🤖 AI Summary
To address the challenge of simultaneously achieving model lightweighting, data privacy preservation, and robust explanatory capability for complex domain queries in resource-constrained and high-security settings, this paper proposes a retrieval-augmented reasoning (RAR) framework tailored for small language models. Our method integrates dense retrieval with reasoning-aware fine-tuning, leveraging large-model-generated reasoning traces and synthetic queries to construct high-quality training data, and incorporates document summarization-based compression to enhance training efficiency. Built upon a locally deployed, lightweight fine-tuned Qwen2.5-Instruct model and a local dense retriever, the framework enables fully on-device RAR inference. Experiments on the NHS medical knowledge base demonstrate significant improvements in answer accuracy and consistency—approaching the performance of large models while outperforming existing lightweight baselines. The code and models are fully open-sourced, supporting cross-domain adaptability and reproducibility.
📝 Abstract
This technical report details a novel approach to combining reasoning and retrieval augmented generation (RAG) within a single, lean language model architecture.

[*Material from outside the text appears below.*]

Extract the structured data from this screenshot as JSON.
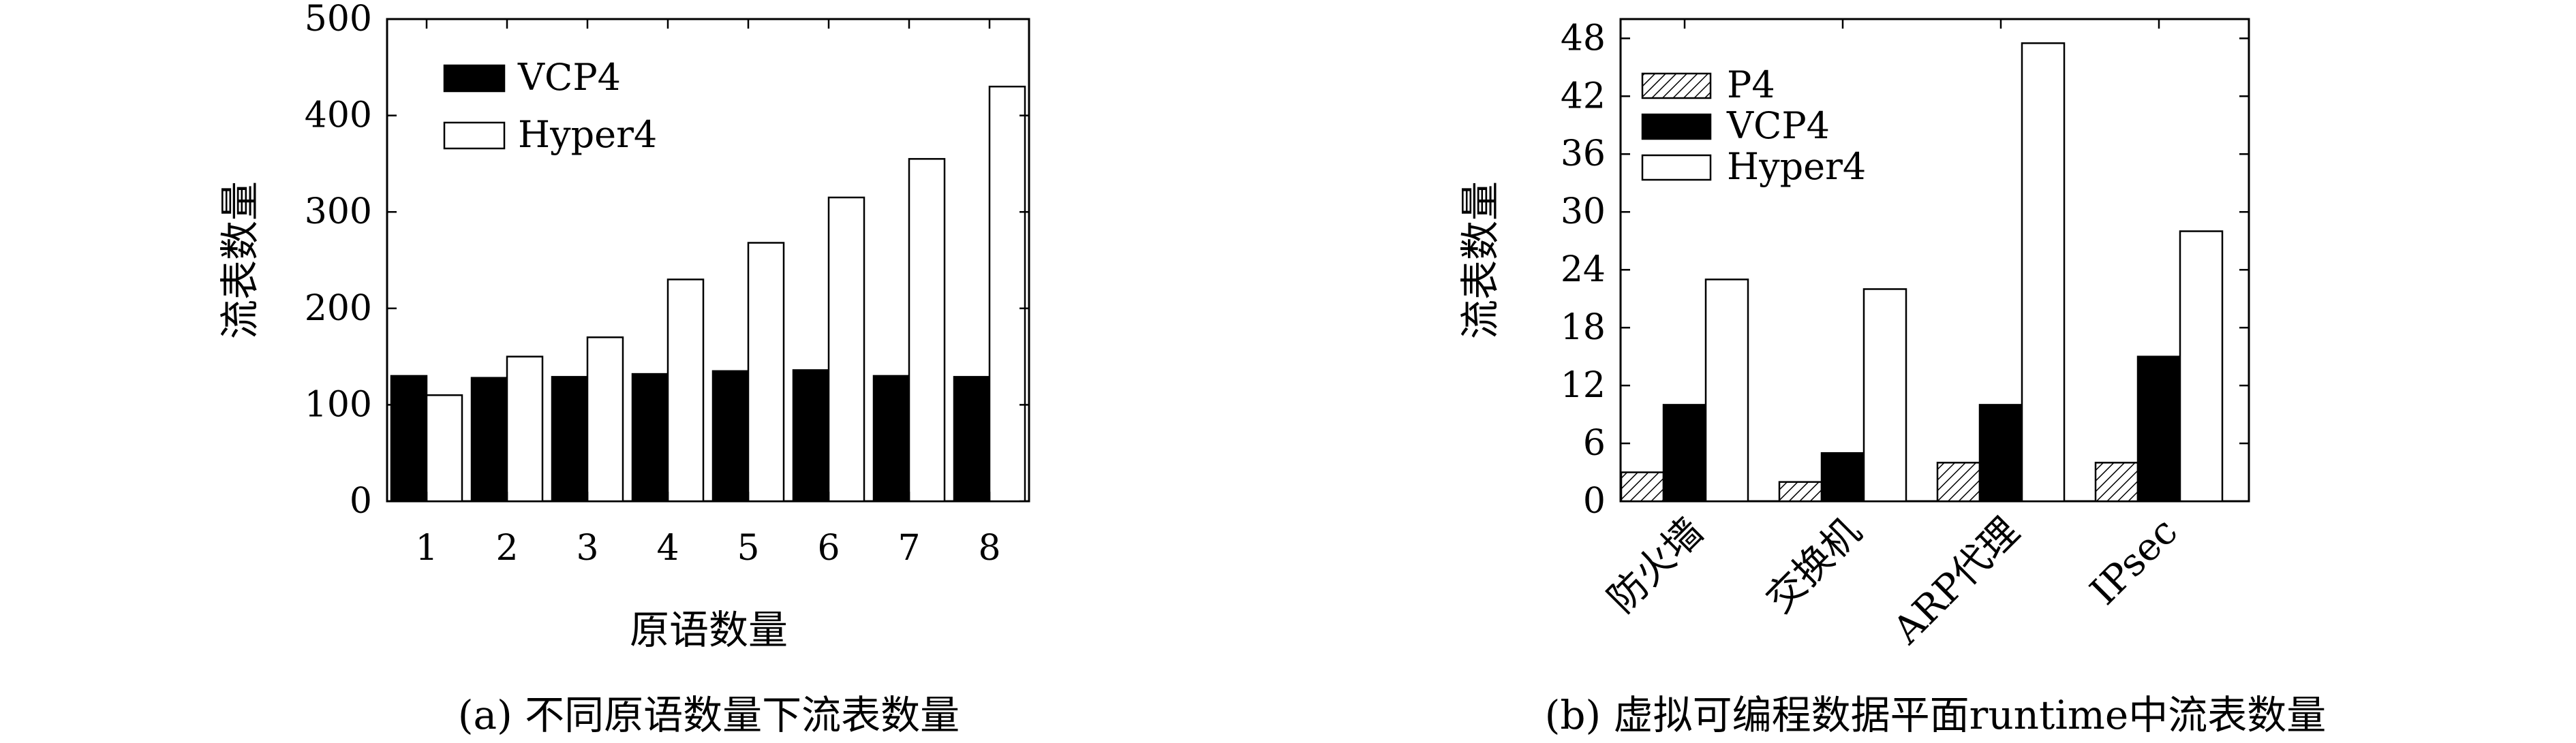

While existing RAG systems typically rely on large-scale models and external APIs, our work addresses the increasing demand for performant and privacy-preserving solutions deployable in resource-constrained or secure environments. Building on recent developments in test-time scaling and small-scale reasoning models, we develop a retrieval augmented conversational agent capable of interpreting complex, domain-specific queries using a lightweight backbone model. Our system integrates a dense retriever with fine-tuned Qwen2.5-Instruct models, using synthetic query generation and reasoning traces derived from frontier models (e.g., DeepSeek-R1) over a curated corpus, in this case, the NHS A-to-Z condition pages. We explore the impact of summarisation-based document compression, synthetic data design, and reasoning-aware fine-tuning on model performance. Evaluation against both non-reasoning and general-purpose lean models demonstrates that our domain-specific fine-tuning approach yields substantial gains in answer accuracy and consistency, approaching frontier-level performance while remaining feasible for local deployment. All implementation details and code are publicly released to support reproducibility and adaptation across domains.